1) A buffoon in the parking lot of Wal-Mart on a busy day has forgotten to switch on the safety of his handgun. While walking towards the storefront he accidentally discharges his weapon, scaring himself and all the other shoppers in the lot. Being the buffoon he is, he immediately removes his weapon to inspect it and switch the safety on, but the frightened shoppers, having just heard a gunshot ring out in the early afternoon, see a man in the direction of where the sound came from fumbling with his weapon. A few people understandably panic and take out their weapons as well. You pick up the storyline from there.

2) A black teen walking home from a friend’s house at night is waved down by a single police officer in his cruiser.
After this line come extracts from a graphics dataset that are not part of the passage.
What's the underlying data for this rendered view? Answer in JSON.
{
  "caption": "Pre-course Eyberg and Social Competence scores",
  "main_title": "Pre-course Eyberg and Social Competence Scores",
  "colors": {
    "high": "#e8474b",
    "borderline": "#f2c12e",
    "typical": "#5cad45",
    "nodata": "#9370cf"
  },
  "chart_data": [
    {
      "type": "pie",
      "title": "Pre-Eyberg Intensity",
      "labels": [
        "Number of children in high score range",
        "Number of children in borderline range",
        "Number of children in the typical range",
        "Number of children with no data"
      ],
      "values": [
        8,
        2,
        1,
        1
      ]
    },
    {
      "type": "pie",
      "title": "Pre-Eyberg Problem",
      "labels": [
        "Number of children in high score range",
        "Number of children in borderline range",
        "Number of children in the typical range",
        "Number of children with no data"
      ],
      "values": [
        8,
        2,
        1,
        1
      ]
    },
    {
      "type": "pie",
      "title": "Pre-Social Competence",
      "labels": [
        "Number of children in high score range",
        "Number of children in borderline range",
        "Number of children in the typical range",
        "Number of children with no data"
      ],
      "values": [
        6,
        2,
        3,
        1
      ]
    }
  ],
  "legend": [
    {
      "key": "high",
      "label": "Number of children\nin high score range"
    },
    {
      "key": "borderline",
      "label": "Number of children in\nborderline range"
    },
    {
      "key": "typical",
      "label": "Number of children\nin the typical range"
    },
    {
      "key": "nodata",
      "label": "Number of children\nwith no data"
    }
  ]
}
The teen, a bit on edge because he watches the news, throws his hands in the air. The officer, paranoid because everyone he pulls over for a speeding ticket has a gun like his and tired after a long shift, immediately retrieves his weapon and points it at the teen. A miscommunication occurs where the officer orders the teen ‘to the ground,’ but the teen understands it as ‘turn around,’ and the officer, seeing this perhaps as an escape attempt, fires.

3) Two men have a disagreement as to whose fault the fender-bender is, and neither is willing to take responsibility. The conversation becomes heated, and when one retreats to his car to wait for the police to arrive so he can give his statement, the other perceives the first’s swift motion as an indication he’s going to retrieve a weapon from the glovebox. Unsure, he takes his gun from his belt. When the first man sees this, he also takes the gun from his belt. Both think the other has drawn his weapon in order to fire.
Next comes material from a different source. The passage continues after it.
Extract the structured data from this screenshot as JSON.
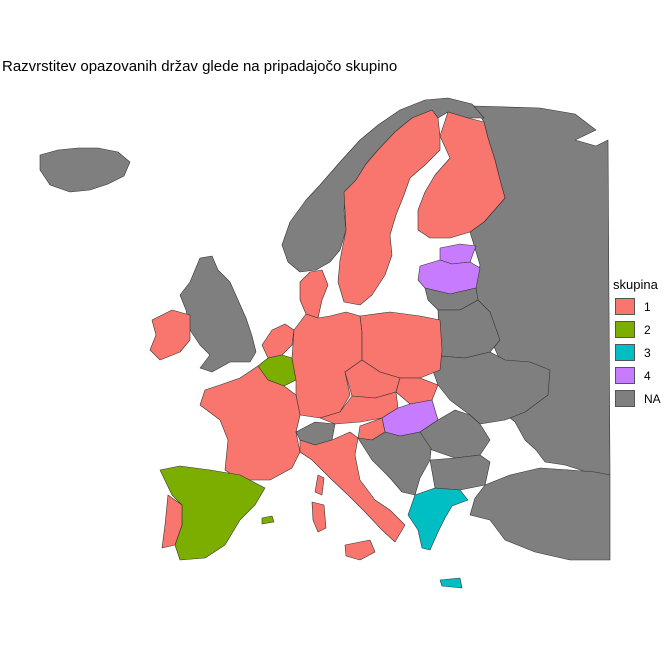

How do conservatives expect law enforcement to react to this? Those who defend the police for murdering people or using excessive force claim that the job is extremely stressful because they never know who might have a weapon. If they’re trigger happy and paranoid about the mere possibility of every average Joe having a gun, how would they act in the world where virtually everyone has one?

Perhaps, though, pro-gun advocates have considered these scenarios and just believe that after a jumpy population has had enough haphazard murders (like the aforementioned situations, plus countless other possible cases), everyone will learn to adjust to everyone else having a gun on them all the time. But the weird part is that they would think all these accidental murders would be a fine means to an end of preventing deliberate murders.

That’s what happened in the case of Dustin Cheever in Wichita, Kansas, who entered his neighbor’s (Robert Gammons) backyard without his knowledge or permission in search of a stolen motorcycle. When Gammons, on his own property, confronted Cheever and his friend (Steve Grose) with a BB pistol, Cheever pulled out his own gun and killed Gammons. Cheever was tried for second degree murder—understandable, because he was trespassing on Gammons’ property instead of calling the police about the stolen bike—yet he was acquitted of all charges, even involuntary manslaughter, which is reckless but unintentional killing. Had neither parties had guns, Gammons would be alive, and Cheever wouldn’t have faced the threat of a decade in prison. But conservatives have to concede that this is the preferable reality—that it’s better with Gammons dead.

Worst of all is that those who advocate for a reduction of gun-free zones or an increase in the number of firearms in circulation is that they essentially blame the victims (or, more broadly, liberals) for their own deaths, because if guns had been present, it never would have happened. “Well, sure. You were in a church and weren’t packing heat. Why would you expect to not be shot?” I’m not sure what kind of person wants to live in a society that is so suspicious of itself that insta-murder is considered an everyday, legitimate threat. How would that shape our culture? How would that affect the average citizen’s psychology? It’s a perverse worldview to have, and it’s one that persists and is strengthened every time something as horrible as this happens.